J’écoutais avec une attention soutenue. Tantôt il me semblait entendre une légère respiration derrière la fenêtre à demi éclairée, tantôt un certain frôlement et un rire étouffé. Des pas retentirent enfin dans le lointain ; un homme à peu près de ma taille se montra au bout de la rue. Il marcha rapidement vers une petite porte située près de ce même pavillon, et que je n’avais pas remarquée, frappa deux coups sans se retourner et en chantant à demi-voix : Ecco ridente… La petite porte s’ouvrit, il en franchit doucement le seuil. Je tressaillis, haussai les épaules, et, mon chapeau enfoncé sur les yeux, je retournai chez moi fort mécontent.

Le lendemain, je passai pendant la grande chaleur deux heures à parcourir la rue du pavillon, mais sans aucun résultat. Le même soir, je quittais Sorrente sans avoir seulement visité la maison du Tasse. On peut donc se figurer quelle fut ma surprise d’entendre cette même voix, ce même chant au milieu des steppes, dans une des parties les plus incultes de la Russie. — À présent comme alors il fait nuit, à présent comme alors la voix s’élève tout à coup d’une petite chambre éclairée et inconnue, à présent comme alors je suis seul. Mon cœur bat vivement. N’est-ce point un songe ? pensai-je. Et voici que résonne de nouveau le dernier vieni … La fenêtre va-t-elle s’ouvrir ? Une femme apparaîtra-t-elle ?… La fenêtre s’ouvre. Une femme s’y montre.

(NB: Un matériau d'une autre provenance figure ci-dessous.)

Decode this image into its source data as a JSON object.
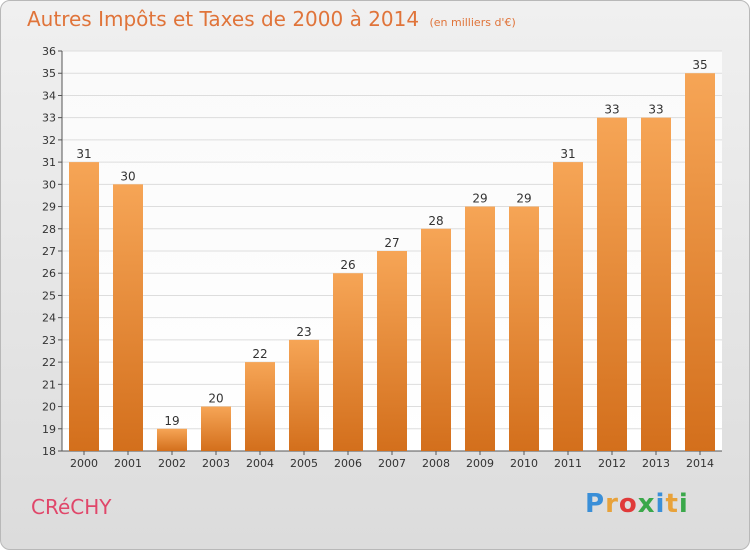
{
  "header": {
    "title": "Autres Impôts et Taxes de 2000 à 2014",
    "subtitle": "(en milliers d'€)"
  },
  "footer": {
    "commune": "CRéCHY",
    "logo_letters": [
      "P",
      "r",
      "o",
      "x",
      "i",
      "t",
      "i"
    ],
    "logo_colors": [
      "#3a8fd8",
      "#e8a23a",
      "#e03a3a",
      "#3aa84a",
      "#3a8fd8",
      "#e8a23a",
      "#3aa84a"
    ]
  },
  "colors": {
    "bar_top": "#f6a556",
    "bar_bottom": "#d36f1c",
    "title": "#e0743a",
    "commune": "#e0476a"
  },
  "chart_data": {
    "type": "bar",
    "title": "Autres Impôts et Taxes de 2000 à 2014",
    "subtitle": "(en milliers d'€)",
    "categories": [
      "2000",
      "2001",
      "2002",
      "2003",
      "2004",
      "2005",
      "2006",
      "2007",
      "2008",
      "2009",
      "2010",
      "2011",
      "2012",
      "2013",
      "2014"
    ],
    "values": [
      31,
      30,
      19,
      20,
      22,
      23,
      26,
      27,
      28,
      29,
      29,
      31,
      33,
      33,
      35
    ],
    "ylim": [
      18,
      36
    ],
    "yticks": [
      18,
      19,
      20,
      21,
      22,
      23,
      24,
      25,
      26,
      27,
      28,
      29,
      30,
      31,
      32,
      33,
      34,
      35,
      36
    ],
    "grid": true,
    "xlabel": "",
    "ylabel": ""
  }
}
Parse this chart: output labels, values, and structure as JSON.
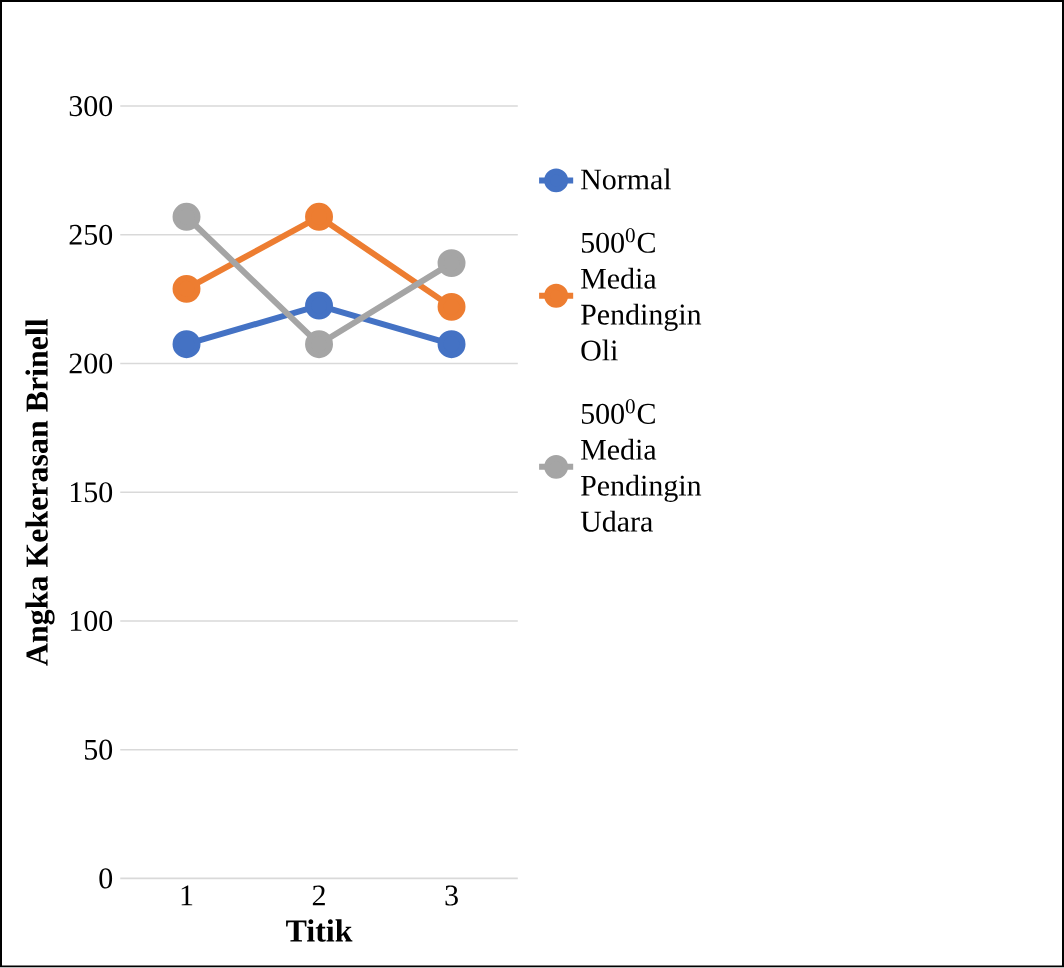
{
  "chart_data": {
    "type": "line",
    "xlabel": "Titik",
    "ylabel": "Angka Kekerasan Brinell",
    "categories": [
      "1",
      "2",
      "3"
    ],
    "series": [
      {
        "name": "Normal",
        "color": "#4472c4",
        "values": [
          207.5,
          222.5,
          207.5
        ]
      },
      {
        "name": "500$^{0}$C Media Pendingin Oli",
        "color": "#ed7d31",
        "values": [
          229,
          257,
          222
        ]
      },
      {
        "name": "500$^{0}$C Media Pendingin Udara",
        "color": "#a5a5a5",
        "values": [
          257,
          207.5,
          239
        ]
      }
    ],
    "ylim": [
      0,
      300
    ],
    "yticks": [
      0,
      50,
      100,
      150,
      200,
      250,
      300
    ],
    "grid": "y",
    "legend": "right",
    "marker": "circle",
    "line_style": "solid"
  }
}
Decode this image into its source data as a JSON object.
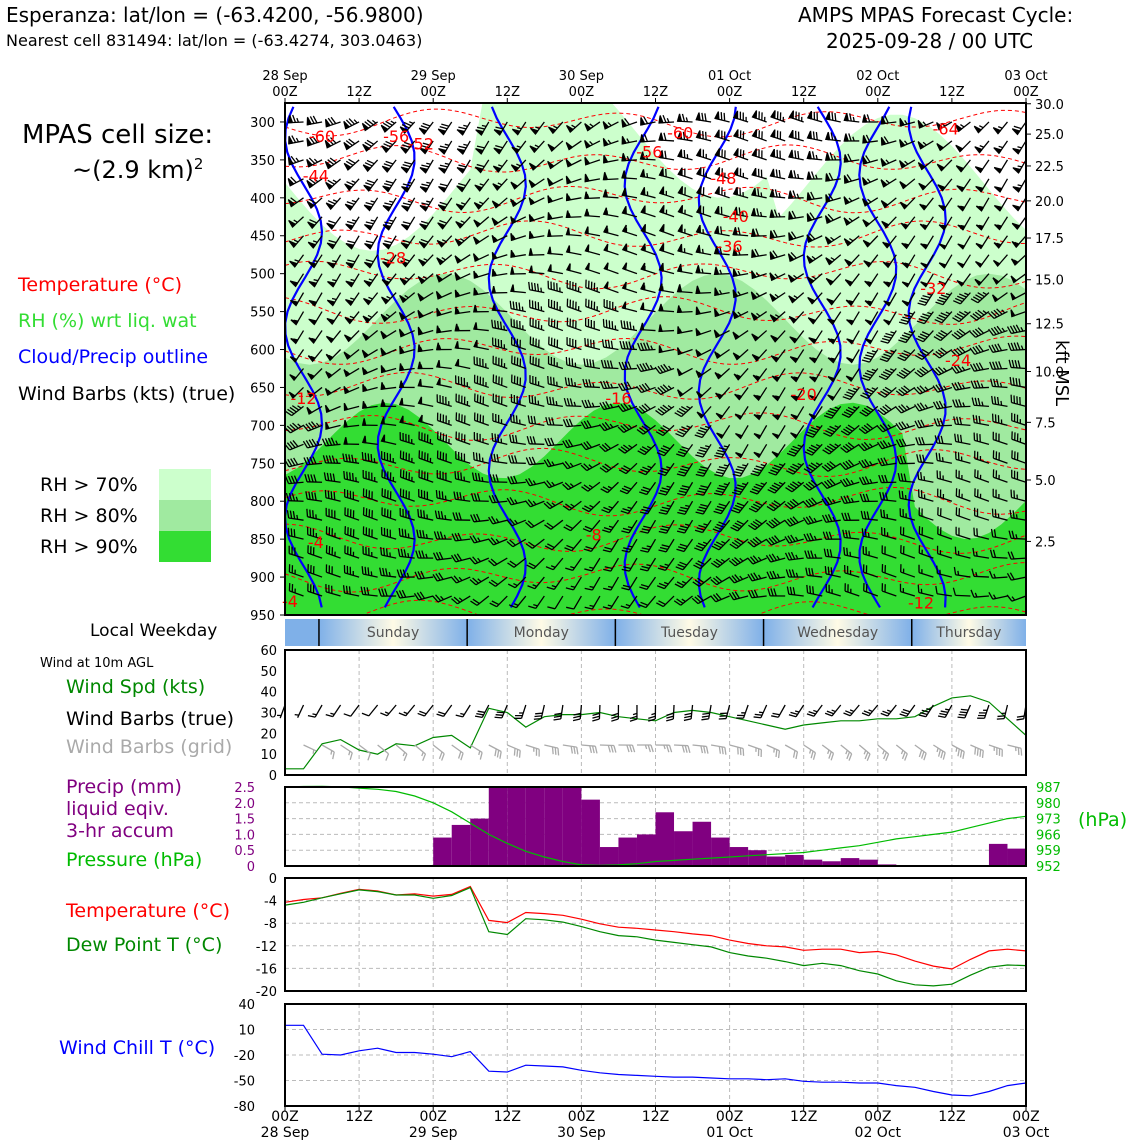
{
  "header": {
    "location": "Esperanza: lat/lon = (-63.4200, -56.9800)",
    "nearest_cell": "Nearest cell 831494: lat/lon = (-63.4274, 303.0463)",
    "cycle_title": "AMPS MPAS Forecast Cycle:",
    "cycle_date": "2025-09-28 / 00 UTC"
  },
  "cell_size": {
    "line1": "MPAS cell size:",
    "line2_prefix": "~(2.9 km)",
    "line2_sup": "2"
  },
  "legend_upper": {
    "temperature": "Temperature (°C)",
    "rh": "RH (%) wrt liq. wat",
    "cloud": "Cloud/Precip outline",
    "barbs": "Wind Barbs (kts) (true)",
    "rh70": "RH > 70%",
    "rh80": "RH > 80%",
    "rh90": "RH > 90%"
  },
  "legend_wind": {
    "weekday": "Local Weekday",
    "subtitle": "Wind at 10m AGL",
    "spd": "Wind Spd (kts)",
    "barbs_true": "Wind Barbs (true)",
    "barbs_grid": "Wind Barbs (grid)"
  },
  "legend_precip": {
    "line1": "Precip (mm)",
    "line2": "liquid eqiv.",
    "line3": "3-hr accum",
    "pressure": "Pressure (hPa)",
    "hpa_unit": "(hPa)"
  },
  "legend_temp": {
    "temp": "Temperature (°C)",
    "dew": "Dew Point T (°C)"
  },
  "legend_chill": {
    "chill": "Wind Chill T (°C)"
  },
  "right_axis_label": "kft MSL",
  "colors": {
    "temp": "#ff0000",
    "rh_green": "#33dd33",
    "cloud": "#0000ff",
    "precip": "#800080",
    "pressure": "#00bb00",
    "dew": "#008800",
    "rh70": "#ccffcc",
    "rh80": "#a0eaa0",
    "rh90": "#33dd33"
  },
  "chart_data": [
    {
      "type": "heatmap",
      "title": "Time-height cross section",
      "x_hours": [
        0,
        12,
        24,
        36,
        48,
        60,
        72,
        84,
        96,
        108,
        120
      ],
      "top_labels_line1": [
        "28 Sep",
        "",
        "29 Sep",
        "",
        "30 Sep",
        "",
        "01 Oct",
        "",
        "02 Oct",
        "",
        "03 Oct"
      ],
      "top_labels_line2": [
        "00Z",
        "12Z",
        "00Z",
        "12Z",
        "00Z",
        "12Z",
        "00Z",
        "12Z",
        "00Z",
        "12Z",
        "00Z"
      ],
      "pressure_levels_hpa": [
        300,
        350,
        400,
        450,
        500,
        550,
        600,
        650,
        700,
        750,
        800,
        850,
        900,
        950
      ],
      "ylim_hpa": [
        950,
        275
      ],
      "height_kft_ticks": [
        {
          "label": "30.0",
          "hpa": 276
        },
        {
          "label": "25.0",
          "hpa": 316
        },
        {
          "label": "22.5",
          "hpa": 358
        },
        {
          "label": "20.0",
          "hpa": 404
        },
        {
          "label": "17.5",
          "hpa": 453
        },
        {
          "label": "15.0",
          "hpa": 508
        },
        {
          "label": "12.5",
          "hpa": 566
        },
        {
          "label": "10.0",
          "hpa": 629
        },
        {
          "label": "7.5",
          "hpa": 696
        },
        {
          "label": "5.0",
          "hpa": 772
        },
        {
          "label": "2.5",
          "hpa": 853
        }
      ],
      "temperature_labels": [
        {
          "text": "-60",
          "x": 6,
          "p": 320
        },
        {
          "text": "-56",
          "x": 18,
          "p": 320
        },
        {
          "text": "-52",
          "x": 22,
          "p": 330
        },
        {
          "text": "-60",
          "x": 64,
          "p": 315
        },
        {
          "text": "-56",
          "x": 59,
          "p": 340
        },
        {
          "text": "-64",
          "x": 107,
          "p": 310
        },
        {
          "text": "-44",
          "x": 5,
          "p": 372
        },
        {
          "text": "-48",
          "x": 71,
          "p": 375
        },
        {
          "text": "-40",
          "x": 73,
          "p": 425
        },
        {
          "text": "-28",
          "x": 17.5,
          "p": 480
        },
        {
          "text": "-36",
          "x": 72,
          "p": 465
        },
        {
          "text": "-32",
          "x": 105,
          "p": 520
        },
        {
          "text": "-24",
          "x": 109,
          "p": 615
        },
        {
          "text": "-20",
          "x": 84,
          "p": 660
        },
        {
          "text": "-16",
          "x": 54,
          "p": 665
        },
        {
          "text": "-12",
          "x": 3,
          "p": 665
        },
        {
          "text": "-8",
          "x": 50,
          "p": 845
        },
        {
          "text": "-4",
          "x": 5,
          "p": 855
        },
        {
          "text": "-12",
          "x": 103,
          "p": 935
        },
        {
          "text": "-4",
          "x": 0.8,
          "p": 933
        }
      ]
    },
    {
      "type": "line",
      "title": "Wind at 10m AGL",
      "x_hours": [
        0,
        3,
        6,
        9,
        12,
        15,
        18,
        21,
        24,
        27,
        30,
        33,
        36,
        39,
        42,
        45,
        48,
        51,
        54,
        57,
        60,
        63,
        66,
        69,
        72,
        75,
        78,
        81,
        84,
        87,
        90,
        93,
        96,
        99,
        102,
        105,
        108,
        111,
        114,
        117,
        120
      ],
      "series": [
        {
          "name": "Wind Spd (kts)",
          "values": [
            3,
            3,
            15,
            17,
            12,
            10,
            15,
            14,
            18,
            19,
            13,
            32,
            30,
            23,
            28,
            29,
            29,
            30,
            28,
            27,
            26,
            30,
            31,
            30,
            28,
            26,
            24,
            22,
            24,
            25,
            26,
            26,
            27,
            27,
            28,
            33,
            37,
            38,
            35,
            27,
            19
          ]
        }
      ],
      "ylim": [
        0,
        60
      ],
      "yticks": [
        "60",
        "50",
        "40",
        "30",
        "20",
        "10",
        "0"
      ],
      "weekdays": [
        "Sunday",
        "Monday",
        "Tuesday",
        "Wednesday",
        "Thursday"
      ]
    },
    {
      "type": "bar",
      "title": "Precip (mm) 3-hr accum and Pressure",
      "bar_x_hours": [
        24,
        27,
        30,
        33,
        36,
        39,
        42,
        45,
        48,
        51,
        54,
        57,
        60,
        63,
        66,
        69,
        72,
        75,
        78,
        81,
        84,
        87,
        90,
        93,
        96,
        99,
        102,
        105,
        108,
        111,
        114,
        117
      ],
      "precip_mm": [
        0.9,
        1.3,
        1.5,
        2.6,
        2.6,
        2.6,
        2.6,
        2.6,
        2.1,
        0.6,
        0.9,
        1.0,
        1.7,
        1.1,
        1.4,
        0.9,
        0.6,
        0.5,
        0.3,
        0.35,
        0.2,
        0.15,
        0.25,
        0.2,
        0.05,
        0,
        0,
        0,
        0,
        0,
        0.7,
        0.55
      ],
      "precip_ylim": [
        0,
        2.5
      ],
      "precip_yticks": [
        "2.5",
        "2.0",
        "1.5",
        "1.0",
        "0.5",
        "0"
      ],
      "pressure_x_hours": [
        0,
        3,
        6,
        9,
        12,
        15,
        18,
        21,
        24,
        27,
        30,
        33,
        36,
        39,
        42,
        45,
        48,
        51,
        54,
        57,
        60,
        63,
        66,
        69,
        72,
        75,
        78,
        81,
        84,
        87,
        90,
        93,
        96,
        99,
        102,
        105,
        108,
        111,
        114,
        117,
        120
      ],
      "pressure_hpa": [
        987,
        987.2,
        987.3,
        987.1,
        986.5,
        986,
        985,
        983,
        980,
        976,
        971,
        966,
        962,
        958.5,
        956,
        954,
        952.5,
        952.3,
        952.5,
        953,
        954,
        954.5,
        955,
        955.5,
        956,
        956.5,
        957,
        957.5,
        958,
        959,
        960,
        961,
        962.5,
        964,
        965,
        966,
        967,
        969,
        971,
        973,
        974
      ],
      "pressure_ylim": [
        952,
        987
      ],
      "pressure_yticks": [
        "987",
        "980",
        "973",
        "966",
        "959",
        "952"
      ]
    },
    {
      "type": "line",
      "title": "Temperature and Dew Point",
      "x_hours": [
        0,
        3,
        6,
        9,
        12,
        15,
        18,
        21,
        24,
        27,
        30,
        33,
        36,
        39,
        42,
        45,
        48,
        51,
        54,
        57,
        60,
        63,
        66,
        69,
        72,
        75,
        78,
        81,
        84,
        87,
        90,
        93,
        96,
        99,
        102,
        105,
        108,
        111,
        114,
        117,
        120
      ],
      "series": [
        {
          "name": "Temperature (°C)",
          "values": [
            -4.3,
            -3.8,
            -3.5,
            -2.7,
            -2.0,
            -2.3,
            -3.0,
            -2.8,
            -3.2,
            -2.9,
            -1.5,
            -7.5,
            -7.9,
            -6.1,
            -6.3,
            -6.6,
            -7.3,
            -8.1,
            -8.7,
            -8.9,
            -9.2,
            -9.5,
            -9.9,
            -10.2,
            -11.0,
            -11.6,
            -12.0,
            -12.2,
            -12.8,
            -12.6,
            -12.6,
            -13.2,
            -13.0,
            -13.6,
            -14.7,
            -15.6,
            -16.1,
            -14.4,
            -12.9,
            -12.6,
            -12.9
          ]
        },
        {
          "name": "Dew Point T (°C)",
          "values": [
            -4.8,
            -4.3,
            -3.5,
            -2.8,
            -2.1,
            -2.4,
            -3.0,
            -3.0,
            -3.6,
            -3.1,
            -1.7,
            -9.5,
            -10.0,
            -7.2,
            -7.4,
            -7.8,
            -8.6,
            -9.5,
            -10.2,
            -10.4,
            -11.0,
            -11.4,
            -11.8,
            -12.2,
            -13.2,
            -13.8,
            -14.2,
            -14.8,
            -15.5,
            -15.1,
            -15.5,
            -16.4,
            -17.0,
            -18.2,
            -18.9,
            -19.1,
            -18.8,
            -17.2,
            -15.8,
            -15.4,
            -15.5
          ]
        }
      ],
      "ylim": [
        -20,
        0
      ],
      "yticks": [
        "0",
        "-4",
        "-8",
        "-12",
        "-16",
        "-20"
      ]
    },
    {
      "type": "line",
      "title": "Wind Chill",
      "x_hours": [
        0,
        3,
        6,
        9,
        12,
        15,
        18,
        21,
        24,
        27,
        30,
        33,
        36,
        39,
        42,
        45,
        48,
        51,
        54,
        57,
        60,
        63,
        66,
        69,
        72,
        75,
        78,
        81,
        84,
        87,
        90,
        93,
        96,
        99,
        102,
        105,
        108,
        111,
        114,
        117,
        120
      ],
      "series": [
        {
          "name": "Wind Chill T (°C)",
          "values": [
            15,
            15,
            -19,
            -20,
            -15,
            -12,
            -17,
            -17,
            -19,
            -22,
            -16,
            -39,
            -40,
            -32,
            -33,
            -34,
            -38,
            -41,
            -43,
            -44,
            -45,
            -46,
            -46,
            -47,
            -48,
            -48,
            -49,
            -48,
            -51,
            -52,
            -52,
            -53,
            -53,
            -56,
            -58,
            -63,
            -67,
            -68,
            -63,
            -56,
            -53
          ]
        }
      ],
      "ylim": [
        -80,
        40
      ],
      "yticks": [
        "40",
        "10",
        "-20",
        "-50",
        "-80"
      ],
      "bottom_labels_line1": [
        "00Z",
        "12Z",
        "00Z",
        "12Z",
        "00Z",
        "12Z",
        "00Z",
        "12Z",
        "00Z",
        "12Z",
        "00Z"
      ],
      "bottom_labels_line2": [
        "28 Sep",
        "",
        "29 Sep",
        "",
        "30 Sep",
        "",
        "01 Oct",
        "",
        "02 Oct",
        "",
        "03 Oct"
      ]
    }
  ]
}
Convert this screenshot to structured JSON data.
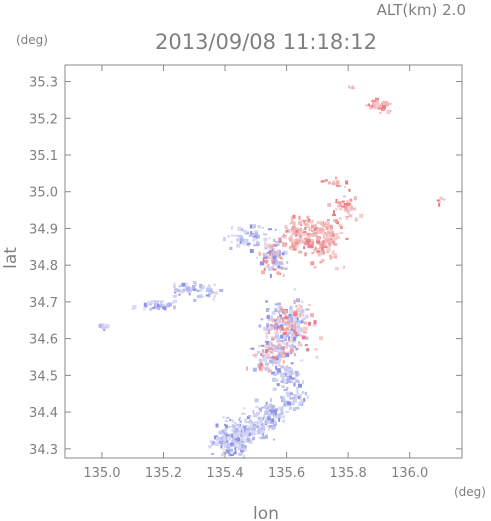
{
  "header": {
    "altitude_label": "ALT(km) 2.0",
    "timestamp": "2013/09/08 11:18:12"
  },
  "chart_data": {
    "type": "scatter",
    "title": "2013/09/08 11:18:12",
    "xlabel": "lon",
    "ylabel": "lat",
    "x_unit": "(deg)",
    "y_unit": "(deg)",
    "xlim": [
      134.88,
      136.17
    ],
    "ylim": [
      34.275,
      35.345
    ],
    "x_ticks": [
      "135.0",
      "135.2",
      "135.4",
      "135.6",
      "135.8",
      "136.0"
    ],
    "y_ticks": [
      "34.3",
      "34.4",
      "34.5",
      "34.6",
      "34.7",
      "34.8",
      "34.9",
      "35.0",
      "35.1",
      "35.2",
      "35.3"
    ],
    "grid": false,
    "colors": {
      "positive": "#f2a6a6",
      "negative": "#b4b8ee",
      "axis": "#8a8a8a"
    },
    "clusters": [
      {
        "lon": 135.0,
        "lat": 34.635,
        "rx": 0.02,
        "ry": 0.01,
        "count": 12,
        "sign": -1
      },
      {
        "lon": 135.17,
        "lat": 34.695,
        "rx": 0.06,
        "ry": 0.01,
        "count": 40,
        "sign": -1
      },
      {
        "lon": 135.3,
        "lat": 34.735,
        "rx": 0.07,
        "ry": 0.02,
        "count": 55,
        "sign": -1
      },
      {
        "lon": 135.48,
        "lat": 34.88,
        "rx": 0.07,
        "ry": 0.03,
        "count": 60,
        "sign": -1
      },
      {
        "lon": 135.55,
        "lat": 34.82,
        "rx": 0.04,
        "ry": 0.04,
        "count": 80,
        "sign": 0
      },
      {
        "lon": 135.63,
        "lat": 34.89,
        "rx": 0.05,
        "ry": 0.04,
        "count": 120,
        "sign": 1
      },
      {
        "lon": 135.72,
        "lat": 34.88,
        "rx": 0.05,
        "ry": 0.06,
        "count": 120,
        "sign": 1
      },
      {
        "lon": 135.79,
        "lat": 34.96,
        "rx": 0.04,
        "ry": 0.03,
        "count": 40,
        "sign": 1
      },
      {
        "lon": 135.75,
        "lat": 35.03,
        "rx": 0.03,
        "ry": 0.01,
        "count": 15,
        "sign": 1
      },
      {
        "lon": 135.89,
        "lat": 35.24,
        "rx": 0.03,
        "ry": 0.02,
        "count": 45,
        "sign": 1
      },
      {
        "lon": 135.81,
        "lat": 35.29,
        "rx": 0.01,
        "ry": 0.005,
        "count": 6,
        "sign": 1
      },
      {
        "lon": 136.1,
        "lat": 34.975,
        "rx": 0.01,
        "ry": 0.01,
        "count": 6,
        "sign": 1
      },
      {
        "lon": 135.6,
        "lat": 34.64,
        "rx": 0.07,
        "ry": 0.06,
        "count": 240,
        "sign": 0
      },
      {
        "lon": 135.55,
        "lat": 34.56,
        "rx": 0.06,
        "ry": 0.04,
        "count": 110,
        "sign": 0
      },
      {
        "lon": 135.6,
        "lat": 34.5,
        "rx": 0.05,
        "ry": 0.03,
        "count": 60,
        "sign": -1
      },
      {
        "lon": 135.46,
        "lat": 34.36,
        "rx": 0.07,
        "ry": 0.03,
        "count": 120,
        "sign": -1
      },
      {
        "lon": 135.42,
        "lat": 34.32,
        "rx": 0.06,
        "ry": 0.03,
        "count": 110,
        "sign": -1
      },
      {
        "lon": 135.55,
        "lat": 34.4,
        "rx": 0.06,
        "ry": 0.03,
        "count": 90,
        "sign": -1
      },
      {
        "lon": 135.62,
        "lat": 34.44,
        "rx": 0.04,
        "ry": 0.02,
        "count": 40,
        "sign": -1
      }
    ]
  }
}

Je la reconnus à l’instant malgré la distance de trente pas qui nous séparait, malgré le léger nuage qui obscurcissait la lune. C’était elle, mon inconnue de Sorrente ; mais elle ne me tendit pas comme autrefois ses bras nus. Elle les tenait doucement croisés, et s’appuyant sur le rebord de la fenêtre, silencieuse et immobile, elle regardait dans le jardin. Une large robe blanche la drapait comme autrefois. Elle me parut un peu plus forte qu’à Sorrente. Tout en elle respirait l’assurance et le calme de l’amour, le triomphe de la beauté qui se repose dans le bonheur. Elle demeura longtemps immobile, puis elle regarda en arrière dans la chambre, et, se redressant subitement, cria trois fois d’une voix vibrante et sonore : Addio ! Ces sons charmans retentirent au loin, bien loin ; ils vibrèrent longtemps et allèrent en s’affaiblissant mourir sur les tilleuls du jardin et dans les champs, auprès de moi et partout. Pendant quelques instans, tout ce qui m’entourait fut pénétré de cette voix de femme ; toutes choses frémirent en réponse et semblèrent imprégnées de ses accens. Elle ferma la fenêtre, et au bout d’un instant la maison redevint obscure.